An energy-efficient route has been developed to synthesize Cu-based materials for electrochemical conversion of CO2 to syngas. By changing the precursor solutions, it is possible to obtain catalysts with different characteristics. Cubic Cu2O particles with various dimensions have been obtained and applied for the CO2RR. It is revealed that the cubes undergo potential-induced crystalline and morphological modifications. These material evolutions cause dramatic surface roughing, thus creating a large number of active sites and resulting in high activity of these materials. Additionally, smaller Cu2O cubes can achieve enhanced CO selectivity compared to the big ones, which is likely due to the increased electrochemically active surface area. Another catalyst composed of CuO/Cu/Cu2O particles has been studied, and it shows worse selectivity for CO compared to all samples with only Cu2O-based cubes.
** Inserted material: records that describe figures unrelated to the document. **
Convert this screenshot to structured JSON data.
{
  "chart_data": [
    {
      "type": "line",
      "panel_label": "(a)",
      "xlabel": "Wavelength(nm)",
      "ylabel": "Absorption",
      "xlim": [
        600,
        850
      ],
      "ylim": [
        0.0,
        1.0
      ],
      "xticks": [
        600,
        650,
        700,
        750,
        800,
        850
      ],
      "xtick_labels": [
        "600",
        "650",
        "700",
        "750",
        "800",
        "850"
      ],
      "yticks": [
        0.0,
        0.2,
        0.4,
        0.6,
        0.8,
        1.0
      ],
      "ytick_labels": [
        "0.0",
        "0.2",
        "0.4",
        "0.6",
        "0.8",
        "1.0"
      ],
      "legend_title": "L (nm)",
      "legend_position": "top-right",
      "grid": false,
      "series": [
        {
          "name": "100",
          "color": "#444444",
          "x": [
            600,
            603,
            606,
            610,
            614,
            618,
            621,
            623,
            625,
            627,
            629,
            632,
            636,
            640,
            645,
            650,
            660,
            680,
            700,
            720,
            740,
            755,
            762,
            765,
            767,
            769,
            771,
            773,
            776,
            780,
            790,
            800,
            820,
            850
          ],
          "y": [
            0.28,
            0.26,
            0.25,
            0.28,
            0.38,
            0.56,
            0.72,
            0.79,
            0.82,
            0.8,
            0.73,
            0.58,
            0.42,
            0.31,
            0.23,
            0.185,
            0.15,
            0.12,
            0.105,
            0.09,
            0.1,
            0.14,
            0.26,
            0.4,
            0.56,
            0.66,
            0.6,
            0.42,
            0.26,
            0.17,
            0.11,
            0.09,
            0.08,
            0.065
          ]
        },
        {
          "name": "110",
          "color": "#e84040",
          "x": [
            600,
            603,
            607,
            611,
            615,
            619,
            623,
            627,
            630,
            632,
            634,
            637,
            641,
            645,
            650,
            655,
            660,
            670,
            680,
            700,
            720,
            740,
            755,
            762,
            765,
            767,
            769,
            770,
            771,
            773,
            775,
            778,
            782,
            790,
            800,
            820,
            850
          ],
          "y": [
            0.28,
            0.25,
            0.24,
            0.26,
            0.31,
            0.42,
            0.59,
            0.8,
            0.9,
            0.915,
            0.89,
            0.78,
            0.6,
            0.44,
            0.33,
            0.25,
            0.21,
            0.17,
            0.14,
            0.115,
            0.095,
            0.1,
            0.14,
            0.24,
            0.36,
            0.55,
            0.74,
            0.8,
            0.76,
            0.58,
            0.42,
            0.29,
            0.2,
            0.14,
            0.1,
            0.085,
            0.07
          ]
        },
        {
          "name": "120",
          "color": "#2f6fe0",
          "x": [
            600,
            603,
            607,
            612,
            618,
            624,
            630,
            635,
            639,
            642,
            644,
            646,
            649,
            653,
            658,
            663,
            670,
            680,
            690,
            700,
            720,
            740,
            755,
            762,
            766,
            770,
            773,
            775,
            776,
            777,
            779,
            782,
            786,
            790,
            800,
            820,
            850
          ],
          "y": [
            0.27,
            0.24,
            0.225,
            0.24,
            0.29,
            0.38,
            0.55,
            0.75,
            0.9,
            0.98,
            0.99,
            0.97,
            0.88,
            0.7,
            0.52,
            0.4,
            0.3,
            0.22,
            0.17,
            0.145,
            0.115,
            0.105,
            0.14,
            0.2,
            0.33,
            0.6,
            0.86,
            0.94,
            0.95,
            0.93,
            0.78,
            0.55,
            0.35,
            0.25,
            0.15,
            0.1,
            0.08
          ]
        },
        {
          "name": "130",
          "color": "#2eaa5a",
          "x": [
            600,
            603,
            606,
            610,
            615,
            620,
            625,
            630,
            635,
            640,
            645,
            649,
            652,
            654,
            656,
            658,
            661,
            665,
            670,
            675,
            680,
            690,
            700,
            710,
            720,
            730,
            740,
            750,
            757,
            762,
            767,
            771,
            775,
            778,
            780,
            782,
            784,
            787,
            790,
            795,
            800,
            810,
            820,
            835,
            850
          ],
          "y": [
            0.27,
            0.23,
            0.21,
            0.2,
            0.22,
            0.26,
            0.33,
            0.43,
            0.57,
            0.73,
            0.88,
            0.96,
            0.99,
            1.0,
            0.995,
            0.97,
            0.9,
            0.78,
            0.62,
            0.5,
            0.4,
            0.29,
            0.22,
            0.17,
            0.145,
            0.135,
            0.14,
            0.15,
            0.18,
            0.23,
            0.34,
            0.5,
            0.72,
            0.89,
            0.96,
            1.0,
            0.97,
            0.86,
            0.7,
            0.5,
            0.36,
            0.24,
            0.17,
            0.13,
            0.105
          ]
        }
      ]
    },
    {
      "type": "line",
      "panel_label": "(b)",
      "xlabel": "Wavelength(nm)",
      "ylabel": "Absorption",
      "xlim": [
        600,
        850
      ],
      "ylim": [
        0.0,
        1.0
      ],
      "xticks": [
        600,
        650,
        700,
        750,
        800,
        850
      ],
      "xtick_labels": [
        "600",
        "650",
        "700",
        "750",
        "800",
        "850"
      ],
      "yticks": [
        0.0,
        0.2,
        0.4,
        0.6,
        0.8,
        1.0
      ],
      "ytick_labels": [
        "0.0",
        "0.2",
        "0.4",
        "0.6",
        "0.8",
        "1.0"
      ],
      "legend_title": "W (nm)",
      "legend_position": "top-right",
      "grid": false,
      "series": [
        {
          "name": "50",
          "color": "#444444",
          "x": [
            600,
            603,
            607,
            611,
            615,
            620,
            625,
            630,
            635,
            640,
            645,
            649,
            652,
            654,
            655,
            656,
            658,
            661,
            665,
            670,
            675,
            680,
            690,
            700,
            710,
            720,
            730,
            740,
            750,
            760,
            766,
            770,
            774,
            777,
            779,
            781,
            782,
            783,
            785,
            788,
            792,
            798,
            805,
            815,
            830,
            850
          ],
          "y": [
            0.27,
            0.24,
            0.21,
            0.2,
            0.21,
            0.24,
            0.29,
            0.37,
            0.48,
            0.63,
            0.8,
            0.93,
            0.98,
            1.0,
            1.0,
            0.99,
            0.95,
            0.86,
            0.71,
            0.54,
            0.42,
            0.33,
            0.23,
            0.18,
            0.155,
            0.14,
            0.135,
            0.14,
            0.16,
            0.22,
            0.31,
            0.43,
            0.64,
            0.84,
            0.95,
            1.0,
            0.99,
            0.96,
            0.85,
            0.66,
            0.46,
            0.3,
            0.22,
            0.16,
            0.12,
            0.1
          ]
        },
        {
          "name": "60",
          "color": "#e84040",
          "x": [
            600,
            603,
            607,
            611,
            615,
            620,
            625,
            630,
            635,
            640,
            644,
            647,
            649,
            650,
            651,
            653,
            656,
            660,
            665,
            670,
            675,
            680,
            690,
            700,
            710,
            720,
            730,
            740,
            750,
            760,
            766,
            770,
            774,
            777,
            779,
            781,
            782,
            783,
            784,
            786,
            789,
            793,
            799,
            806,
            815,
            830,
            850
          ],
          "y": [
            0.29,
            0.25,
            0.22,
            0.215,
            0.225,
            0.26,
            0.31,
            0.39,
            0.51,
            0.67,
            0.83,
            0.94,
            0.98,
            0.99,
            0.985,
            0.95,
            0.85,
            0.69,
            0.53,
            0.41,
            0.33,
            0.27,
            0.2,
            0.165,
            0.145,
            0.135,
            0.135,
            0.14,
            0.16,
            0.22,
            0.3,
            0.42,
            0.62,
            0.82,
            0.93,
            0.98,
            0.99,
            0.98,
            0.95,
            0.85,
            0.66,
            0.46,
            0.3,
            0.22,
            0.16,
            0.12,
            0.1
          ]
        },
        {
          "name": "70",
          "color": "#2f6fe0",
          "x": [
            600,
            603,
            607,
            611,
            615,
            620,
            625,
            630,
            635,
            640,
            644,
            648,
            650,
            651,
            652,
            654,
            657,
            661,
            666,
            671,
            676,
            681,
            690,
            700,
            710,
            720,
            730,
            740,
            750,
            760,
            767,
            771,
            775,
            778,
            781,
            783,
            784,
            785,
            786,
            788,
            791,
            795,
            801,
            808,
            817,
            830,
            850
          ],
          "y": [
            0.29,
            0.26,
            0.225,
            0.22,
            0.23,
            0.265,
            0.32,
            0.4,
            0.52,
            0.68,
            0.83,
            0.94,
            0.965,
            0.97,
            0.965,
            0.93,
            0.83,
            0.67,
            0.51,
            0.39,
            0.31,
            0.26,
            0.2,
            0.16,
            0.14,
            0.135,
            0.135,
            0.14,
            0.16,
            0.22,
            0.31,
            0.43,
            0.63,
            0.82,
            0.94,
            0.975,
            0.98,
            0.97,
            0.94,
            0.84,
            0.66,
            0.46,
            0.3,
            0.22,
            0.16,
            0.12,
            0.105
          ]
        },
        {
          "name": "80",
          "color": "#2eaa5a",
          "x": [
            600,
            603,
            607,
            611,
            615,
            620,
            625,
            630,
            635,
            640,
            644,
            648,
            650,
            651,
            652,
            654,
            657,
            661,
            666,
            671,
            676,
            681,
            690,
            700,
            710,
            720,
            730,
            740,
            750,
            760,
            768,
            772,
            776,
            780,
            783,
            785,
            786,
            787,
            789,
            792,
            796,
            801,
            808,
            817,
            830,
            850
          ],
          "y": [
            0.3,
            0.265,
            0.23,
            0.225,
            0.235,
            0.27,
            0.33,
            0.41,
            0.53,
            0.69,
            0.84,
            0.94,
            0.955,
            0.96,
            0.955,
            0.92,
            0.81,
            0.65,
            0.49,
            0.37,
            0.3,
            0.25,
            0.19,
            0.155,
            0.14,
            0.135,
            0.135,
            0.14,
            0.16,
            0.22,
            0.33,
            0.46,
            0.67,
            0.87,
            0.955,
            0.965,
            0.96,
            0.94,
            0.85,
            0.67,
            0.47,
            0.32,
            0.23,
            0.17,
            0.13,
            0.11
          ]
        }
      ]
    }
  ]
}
Hence, by employing different catalysts, syngas with various H2/CO ratios can be easily obtained. In particular, the catalyst with the smallest Cu2O cubes can produce syngas with a H2/CO ratio between 1 and 2 at relatively high production rates in a wide potential range. This syngas is valuable since it has an ideal H2/CO ratio for further methanol synthesis. The present work highlights the green synthesis of low-cost Cu-based catalysts and their potential application for large-scale CO2 valorization.

Supporting information

Scheme of a microwave-assisted solvothermal route for preparing copper-based catalysts, scheme of a three-electrode two-compartment cell, FESEM images at low magnifications of Cu(II), Cu(II)Sn(IV)5 and Cu(II)Sn(IV)10 catalysts, XRD of a GDL substrate, detailed chronoamperometric measurements at various potentials and analyses of products on Cu(II), Cu(II)Sn(II)5 and Cu(II)Sn(IV)5 electrodes, the current density normalized by the EASA for H2 formation at various electrodes and the XPS analysis of Cu and Sn elements on the as-prepared catalysts.